SQL Server 2008: Spatial indexes

One of the cool features of SQL Server 2008 for developers is spatial data support. There have been some great posts recently about using spatial (see Simon Sabin’s blog here), which is all developer stuff – but what I’m interested in are the implications of spatial support for DBAs, and they are focused on spatial indexes


Note: all images in this post are taken from November CTP Books Online


There are two kinds of spatial data that 2008 supports – planar (i.e. points, lines, polygons on a single 2-D plane) and geodetic (i.e. points, lines, polygons on a geodetic ellipsoid – for example, the Earth). These are presented in SQL as geometry and geography data respectively. A common operation that’s performed on spatial data is comparing two spatial values to see if they intersect at all. Now, this is a complicated calculation, which gets more computationally expensive as the complexity of the spatial values increase. Given a problem of ‘which spatial values in this table does this spatial value X intersect with’, it would be great to have some way of quickly pruning out spatial values in the table that cannot possibly intersect with X, and so avoid doing the expensive calculation for them. Enter spatial indexes.


Here’s the basic idea behind a spatial index:




  • A plane is broken up into a grid of cells.

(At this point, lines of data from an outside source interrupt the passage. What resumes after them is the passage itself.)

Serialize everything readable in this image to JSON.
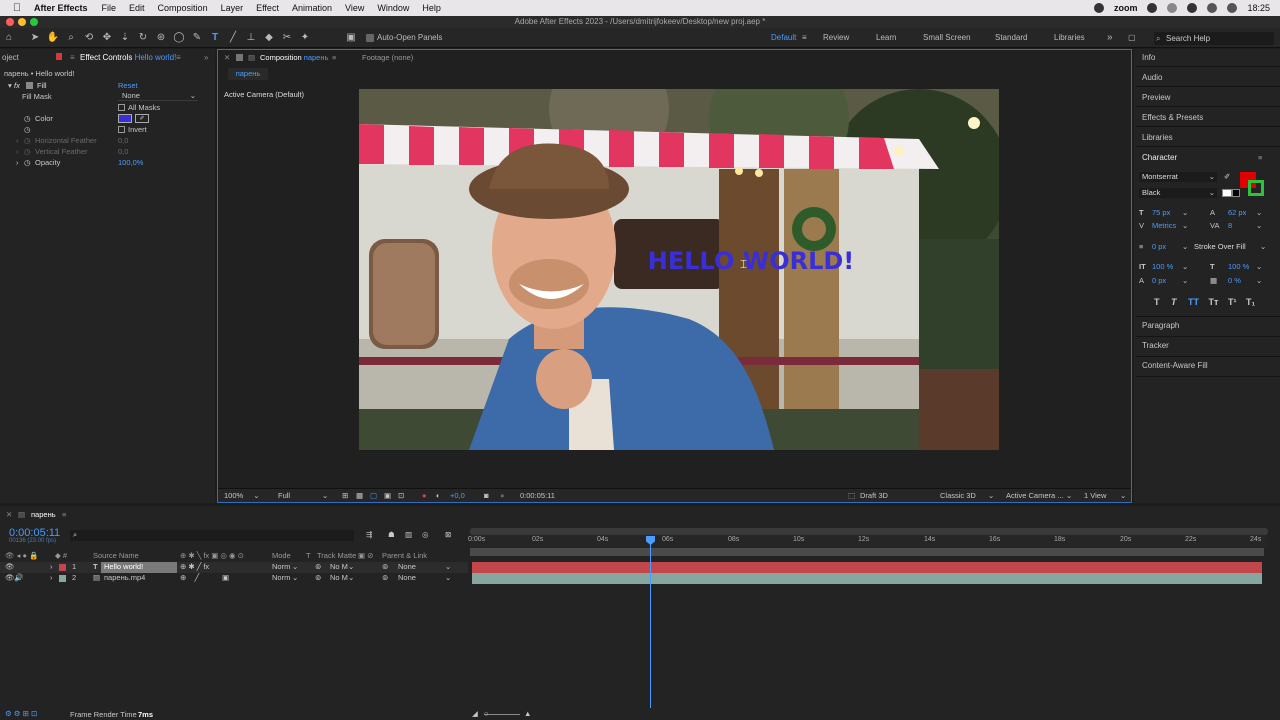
{
  "menubar": {
    "app_name": "After Effects",
    "items": [
      "File",
      "Edit",
      "Composition",
      "Layer",
      "Effect",
      "Animation",
      "View",
      "Window",
      "Help"
    ],
    "zoom_label": "zoom",
    "time": "18:25"
  },
  "window": {
    "title": "Adobe After Effects 2023 - /Users/dmitrijfokeev/Desktop/new proj.aep *"
  },
  "toolbar": {
    "auto_open_panels": "Auto-Open Panels",
    "workspaces": [
      "Default",
      "Review",
      "Learn",
      "Small Screen",
      "Standard",
      "Libraries"
    ],
    "active_workspace": "Default",
    "search_placeholder": "Search Help"
  },
  "effect_controls": {
    "project_tab": "oject",
    "tab_label": "Effect Controls",
    "tab_layer": "Hello world!",
    "layer_path": "парень • Hello world!",
    "effect_name": "Fill",
    "reset_label": "Reset",
    "fill_mask_label": "Fill Mask",
    "fill_mask_value": "None",
    "all_masks_label": "All Masks",
    "color_label": "Color",
    "color_value": "#3a2fd6",
    "invert_label": "Invert",
    "h_feather_label": "Horizontal Feather",
    "h_feather_value": "0,0",
    "v_feather_label": "Vertical Feather",
    "v_feather_value": "0,0",
    "opacity_label": "Opacity",
    "opacity_value": "100,0%"
  },
  "composition": {
    "tab_label": "Composition",
    "tab_comp": "парень",
    "footage_tab": "Footage (none)",
    "comp_button": "парень",
    "camera_label": "Active Camera (Default)",
    "overlay_text": "HELLO WORLD!",
    "zoom": "100%",
    "resolution": "Full",
    "exposure": "+0,0",
    "timecode": "0:00:05:11",
    "draft3d": "Draft 3D",
    "renderer": "Classic 3D",
    "camera_select": "Active Camera ...",
    "views": "1 View"
  },
  "right_panel": {
    "items_top": [
      "Info",
      "Audio",
      "Preview",
      "Effects & Presets",
      "Libraries"
    ],
    "character_title": "Character",
    "font_family": "Montserrat",
    "font_style": "Black",
    "fill_color": "#e00000",
    "stroke_color": "#2ec23a",
    "font_size": "75 px",
    "leading": "62 px",
    "kerning": "Metrics",
    "tracking": "8",
    "stroke_width": "0 px",
    "stroke_mode": "Stroke Over Fill",
    "vert_scale": "100 %",
    "horiz_scale": "100 %",
    "baseline": "0 px",
    "tsume": "0 %",
    "items_bottom": [
      "Paragraph",
      "Tracker",
      "Content-Aware Fill"
    ]
  },
  "timeline": {
    "tab_label": "парень",
    "current_time": "0:00:05:11",
    "frame_info": "00136 (23.00 fps)",
    "col_source": "Source Name",
    "col_mode": "Mode",
    "col_t": "T",
    "col_trackmatte": "Track Matte",
    "col_parent": "Parent & Link",
    "layers": [
      {
        "num": "1",
        "name": "Hello world!",
        "mode": "Norm",
        "matte": "No M",
        "parent": "None",
        "color": "#c2474a"
      },
      {
        "num": "2",
        "name": "парень.mp4",
        "mode": "Norm",
        "matte": "No M",
        "parent": "None",
        "color": "#86a6a0"
      }
    ],
    "ruler": [
      "0:00s",
      "02s",
      "04s",
      "06s",
      "08s",
      "10s",
      "12s",
      "14s",
      "16s",
      "18s",
      "20s",
      "22s",
      "24s"
    ],
    "render_time_label": "Frame Render Time",
    "render_time_value": "7ms"
  }
}
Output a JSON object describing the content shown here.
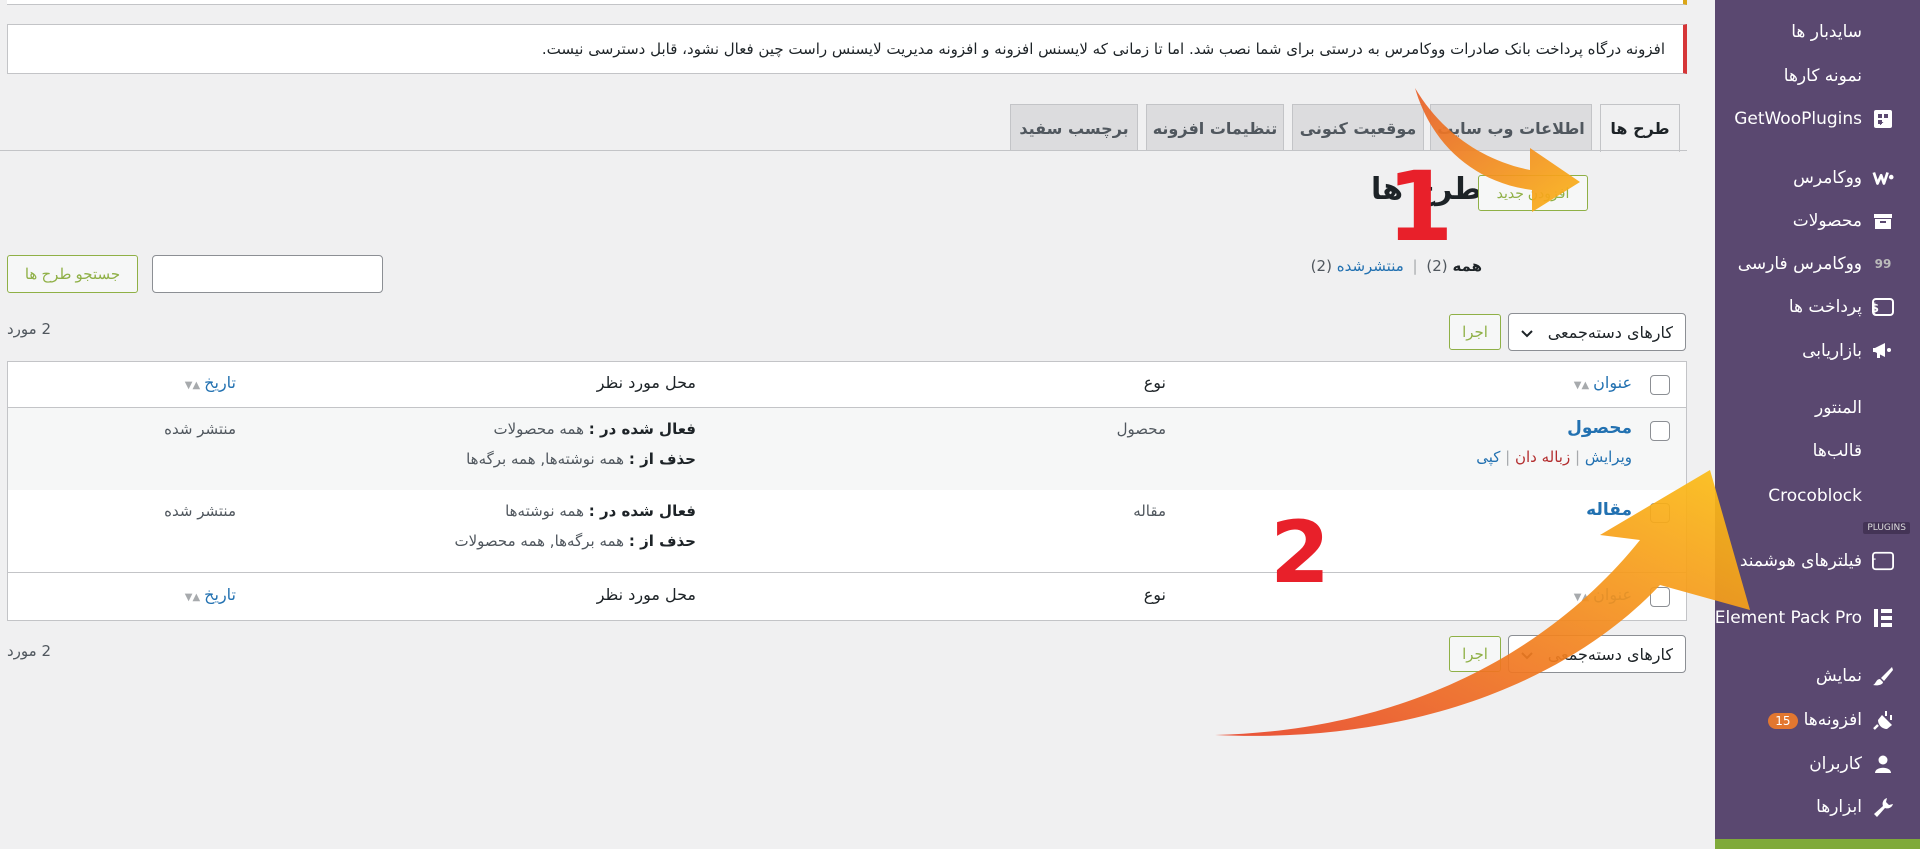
{
  "sidebar": {
    "items": [
      {
        "label": "سایدبار ها",
        "icon": "none"
      },
      {
        "label": "نمونه کارها",
        "icon": "none"
      },
      {
        "label": "GetWooPlugins",
        "icon": "plugins-grid-icon"
      },
      {
        "label": "ووکامرس",
        "icon": "woocommerce-icon"
      },
      {
        "label": "محصولات",
        "icon": "archive-box-icon"
      },
      {
        "label": "ووکامرس فارسی",
        "icon": "quote-99-icon"
      },
      {
        "label": "پرداخت ها",
        "icon": "dollar-card-icon"
      },
      {
        "label": "بازاریابی",
        "icon": "megaphone-icon"
      },
      {
        "label": "المنتور",
        "icon": "none"
      },
      {
        "label": "قالب‌ها",
        "icon": "none"
      },
      {
        "label": "Crocoblock",
        "icon": "crescent-icon"
      },
      {
        "label": "فیلترهای هوشمند",
        "icon": "jet-filter-icon"
      },
      {
        "label": "Element Pack Pro",
        "icon": "element-pack-icon"
      },
      {
        "label": "نمایش",
        "icon": "paintbrush-icon"
      },
      {
        "label": "افزونه‌ها",
        "icon": "plugin-plug-icon",
        "badge": "15"
      },
      {
        "label": "کاربران",
        "icon": "user-icon"
      },
      {
        "label": "ابزارها",
        "icon": "wrench-icon"
      }
    ],
    "mini_label": "PLUGINS",
    "accent": "#5a4870"
  },
  "notice": {
    "text": "افزونه درگاه پرداخت بانک صادرات ووکامرس به درستی برای شما نصب شد. اما تا زمانی که لایسنس افزونه و افزونه مدیریت لایسنس راست چین فعال نشود، قابل دسترسی نیست."
  },
  "tabs": [
    {
      "label": "طرح ها",
      "active": true
    },
    {
      "label": "اطلاعات وب سایت",
      "active": false
    },
    {
      "label": "موقعیت کنونی",
      "active": false
    },
    {
      "label": "تنظیمات افزونه",
      "active": false
    },
    {
      "label": "برچسب سفید",
      "active": false
    }
  ],
  "page": {
    "title": "طرح ها",
    "add_new": "افزودن جدید"
  },
  "filters": {
    "all_label": "همه",
    "all_count": "(2)",
    "sep": "|",
    "published_label": "منتشرشده",
    "published_count": "(2)"
  },
  "search": {
    "button": "جستجو طرح ها",
    "value": ""
  },
  "bulk": {
    "select_label": "کارهای دسته‌جمعی",
    "apply": "اجرا",
    "count": "2 مورد"
  },
  "table": {
    "headers": {
      "title": "عنوان",
      "type": "نوع",
      "location": "محل مورد نظر",
      "date": "تاریخ"
    },
    "rows": [
      {
        "title": "محصول",
        "actions": {
          "edit": "ویرایش",
          "trash": "زباله دان",
          "copy": "کپی"
        },
        "type": "محصول",
        "active_label": "فعال شده در :",
        "active_value": "همه محصولات",
        "exclude_label": "حذف از :",
        "exclude_value": "همه نوشته‌ها, همه برگه‌ها",
        "date": "منتشر شده"
      },
      {
        "title": "مقاله",
        "type": "مقاله",
        "active_label": "فعال شده در :",
        "active_value": "همه نوشته‌ها",
        "exclude_label": "حذف از :",
        "exclude_value": "همه برگه‌ها, همه محصولات",
        "date": "منتشر شده"
      }
    ]
  },
  "annotations": {
    "step1": "1",
    "step2": "2",
    "arrow_color": "#f39c1f",
    "number_color": "#e8202a"
  }
}
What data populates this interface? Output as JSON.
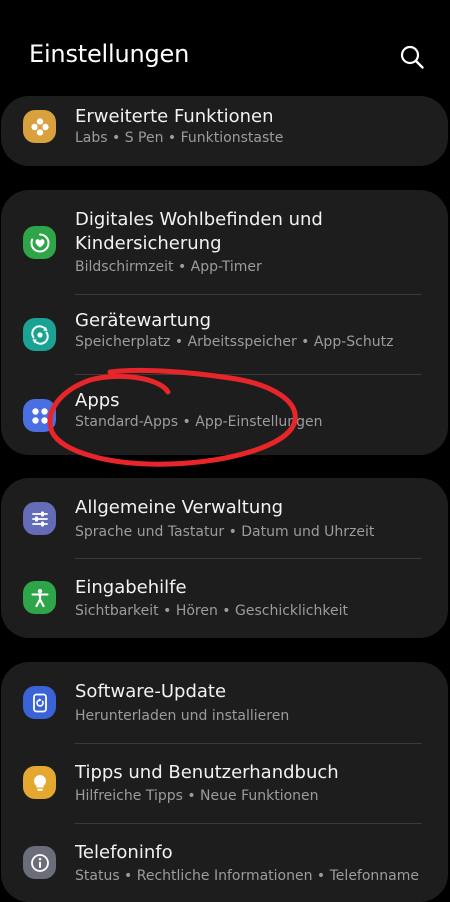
{
  "header": {
    "title": "Einstellungen",
    "search_icon": "search-icon"
  },
  "colors": {
    "background": "#000000",
    "card": "#1d1d1e",
    "subtitle": "#9c9c9c",
    "annotation": "#e8262a"
  },
  "sections": [
    {
      "items": [
        {
          "title": "Erweiterte Funktionen",
          "subtitle": "Labs  •  S Pen  •  Funktionstaste",
          "icon": "flower-gear-icon",
          "icon_color": "#d9a13d"
        }
      ]
    },
    {
      "items": [
        {
          "title": "Digitales Wohlbefinden und Kindersicherung",
          "subtitle": "Bildschirmzeit  •  App-Timer",
          "icon": "wellbeing-icon",
          "icon_color": "#2fa54a"
        },
        {
          "title": "Gerätewartung",
          "subtitle": "Speicherplatz  •  Arbeitsspeicher  •  App-Schutz",
          "icon": "device-care-icon",
          "icon_color": "#1aa394"
        },
        {
          "title": "Apps",
          "subtitle": "Standard-Apps  •  App-Einstellungen",
          "icon": "apps-icon",
          "icon_color": "#4a6fe0"
        }
      ]
    },
    {
      "items": [
        {
          "title": "Allgemeine Verwaltung",
          "subtitle": "Sprache und Tastatur  •  Datum und Uhrzeit",
          "icon": "sliders-icon",
          "icon_color": "#646cb8"
        },
        {
          "title": "Eingabehilfe",
          "subtitle": "Sichtbarkeit  •  Hören  •  Geschicklichkeit",
          "icon": "accessibility-icon",
          "icon_color": "#2fa54a"
        }
      ]
    },
    {
      "items": [
        {
          "title": "Software-Update",
          "subtitle": "Herunterladen und installieren",
          "icon": "software-update-icon",
          "icon_color": "#3a63d8"
        },
        {
          "title": "Tipps und Benutzerhandbuch",
          "subtitle": "Hilfreiche Tipps  •  Neue Funktionen",
          "icon": "lightbulb-icon",
          "icon_color": "#e4a830"
        },
        {
          "title": "Telefoninfo",
          "subtitle": "Status  •  Rechtliche Informationen  •  Telefonname",
          "icon": "info-icon",
          "icon_color": "#6b6e7a"
        }
      ]
    }
  ]
}
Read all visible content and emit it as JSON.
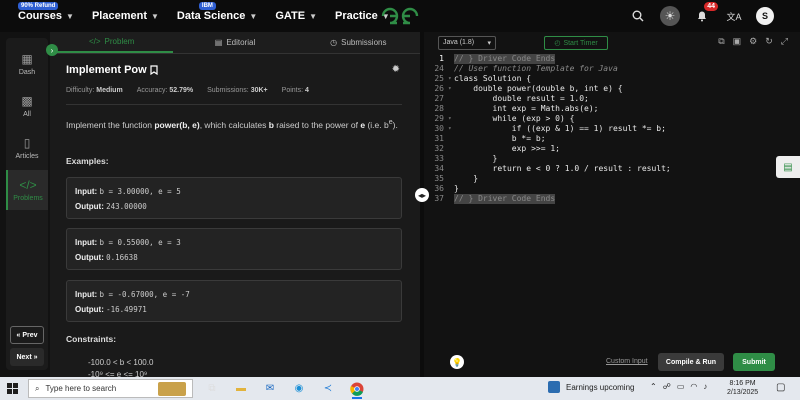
{
  "topnav": {
    "items": [
      {
        "label": "Courses",
        "badge": "90% Refund"
      },
      {
        "label": "Placement",
        "badge": ""
      },
      {
        "label": "Data Science",
        "badge": "IBM"
      },
      {
        "label": "GATE",
        "badge": ""
      },
      {
        "label": "Practice",
        "badge": ""
      }
    ],
    "notification_count": "44",
    "avatar_letter": "S",
    "logo": "GfG"
  },
  "sidebar": {
    "items": [
      {
        "label": "Dash",
        "icon": "grid-icon"
      },
      {
        "label": "All",
        "icon": "squares-icon"
      },
      {
        "label": "Articles",
        "icon": "book-icon"
      },
      {
        "label": "Problems",
        "icon": "code-icon",
        "active": true
      }
    ],
    "prev_label": "« Prev",
    "next_label": "Next »"
  },
  "problem_tabs": [
    {
      "label": "Problem",
      "icon": "</>"
    },
    {
      "label": "Editorial",
      "icon": "▤"
    },
    {
      "label": "Submissions",
      "icon": "◷"
    }
  ],
  "problem": {
    "title": "Implement Pow",
    "difficulty_label": "Difficulty:",
    "difficulty": "Medium",
    "accuracy_label": "Accuracy:",
    "accuracy": "52.79%",
    "submissions_label": "Submissions:",
    "submissions": "30K+",
    "points_label": "Points:",
    "points": "4",
    "desc_1": "Implement the function ",
    "desc_fn": "power(b, e)",
    "desc_2": ", which calculates ",
    "desc_b": "b",
    "desc_3": " raised to the power of ",
    "desc_e": "e",
    "desc_4": " (i.e. b",
    "desc_sup": "e",
    "desc_5": ").",
    "examples_heading": "Examples:",
    "examples": [
      {
        "input": "b = 3.00000, e = 5",
        "output": "243.00000"
      },
      {
        "input": "b = 0.55000, e = 3",
        "output": "0.16638"
      },
      {
        "input": "b = -0.67000, e = -7",
        "output": "-16.49971"
      }
    ],
    "input_label": "Input:",
    "output_label": "Output:",
    "constraints_heading": "Constraints:",
    "constraint_1": "-100.0 < b < 100.0",
    "constraint_2": "-10⁹ <= e <= 10⁹"
  },
  "editor": {
    "language": "Java (1.8)",
    "timer_label": "Start Timer",
    "lines": [
      {
        "n": "1",
        "text": "// } Driver Code Ends",
        "style": "hl"
      },
      {
        "n": "24",
        "text": "// User function Template for Java",
        "style": "comment"
      },
      {
        "n": "25",
        "text": "class Solution {",
        "style": ""
      },
      {
        "n": "26",
        "text": "    double power(double b, int e) {",
        "style": ""
      },
      {
        "n": "27",
        "text": "        double result = 1.0;",
        "style": ""
      },
      {
        "n": "28",
        "text": "        int exp = Math.abs(e);",
        "style": ""
      },
      {
        "n": "29",
        "text": "        while (exp > 0) {",
        "style": ""
      },
      {
        "n": "30",
        "text": "            if ((exp & 1) == 1) result *= b;",
        "style": ""
      },
      {
        "n": "31",
        "text": "            b *= b;",
        "style": ""
      },
      {
        "n": "32",
        "text": "            exp >>= 1;",
        "style": ""
      },
      {
        "n": "33",
        "text": "        }",
        "style": ""
      },
      {
        "n": "34",
        "text": "        return e < 0 ? 1.0 / result : result;",
        "style": ""
      },
      {
        "n": "35",
        "text": "    }",
        "style": ""
      },
      {
        "n": "36",
        "text": "}",
        "style": ""
      },
      {
        "n": "37",
        "text": "// } Driver Code Ends",
        "style": "hl"
      }
    ],
    "custom_input_label": "Custom Input",
    "run_label": "Compile & Run",
    "submit_label": "Submit"
  },
  "taskbar": {
    "search_placeholder": "Type here to search",
    "news": "Earnings upcoming",
    "time": "8:16 PM",
    "date": "2/13/2025"
  }
}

  • Each spatial value is evaluated to see which cells in the grid it intersects with


  • The list of cells is stored along with the primary key of the table row that the spatial value is part of


  • Comparing two spatial values for intersection is a matter of comparing the list of grid cells – if there are no matching cells, the spatial values do not intersect, and there’s no need to do the expensive intersection calculation

In practice its a bit more complicated. For planar data (i.e. the geometry data type), you need to define a bounding box (i.e. 4 corner points that define a rectangle of space in which you’re interested on the 2-D plane). That bounding box on the plane will be broken down into a grid of cells. The top-level grid can be up to 16×16, giving 256 cells. The next level of granularity breaks each of those top-level grid cells into a further grid, again up to 16×16. So now there could be (16×16) x (16×16) cells in the grid – or 65536 cells. This obviously allows a more exact description of a spatial value in the list of cells. And so on and so on. There are actually 4 levels of grid that the bounding box is broken up into – and each can be 16×16, for a possible total of 168 or 4 billion cells. The picture below illustrates this with a grid size of 4×4 at each level.



The bounding box and the size of the grid at each level are specified when the spatial index is created, as well as the maximum number of matching grid cells to store in the spatial index per spatial value – to a max of 8192. Once the bounding box has been decomposed into the various levels of grid, each value in the spatial column is evaluated against the grid. The value is first decomposed against the first level grid. If the number of cells it matches is less than the max per spatial value, the decomposition then moves to the second level grid. This decomposition continues until the maximum number of matching grid cells is reached. If the max is reached while processing a deeper level for a cell, (e.g. in the middle of processing the 2nd level grid of 4×4 for cell #13 in the 1st level), the deeper level matches are thrown away and only the coarser granularity matching cell is stored (e.g. continuing that example, the 2nd level grid matches are discarded and only cell #13 in the 1st level will be stored). The picture below helps to illustrate this.



So, each geometric spatial value is approximated in the spatial index by a list of matching cells in the defined bounding box. As there is a limit to the number of matching cells that can be stored in the approximation, it is an optimistic representation. This means that if two values are compared using the approximations, there will be no false negatives, as the approximations map a larger space than the actual spatial values. There can, however, be false positives. A false (or real) positive means the spatial values need to then be compared using the complex, computationally expensive intersection algorithm using the actual spatial values. So again, the spatial index serves as a way of pruning out the need to run the expensive algorithm.


The algorithm is very similar for geodetic data (i.e. the geography data type), however there’s no bounding box. Instead, the entire geodetic ellipsoid is projected onto a 2-D plane and then the grid decomposition algorithm is applied to that plane in exactly the same way as for planar data. The picture below describes how the projection is done.



You may have already realized that the effectiveness of the spatial index in pruning is directly proportional to how exactly the approximations in the index actually describe the spatial values. In other words, the higher the number of grid cells at each level, and the higher the number of grid cell matches that are stored per spatial value in the index, the better the index is at pruning. More exact approximations require storing more matching grid cells at deeper granularities – i.e. taking MORE SPACE. Creating a more exact spatial index takes more space.


With all that in mind, the interesting thing for DBAs here is that there’s a trade-off between CPU use to do the real intersection algorithm and spatial index size to use in pruning calls to the algorithm. It’s too early to know what best practices there are – but I’ll blog them as I here about them.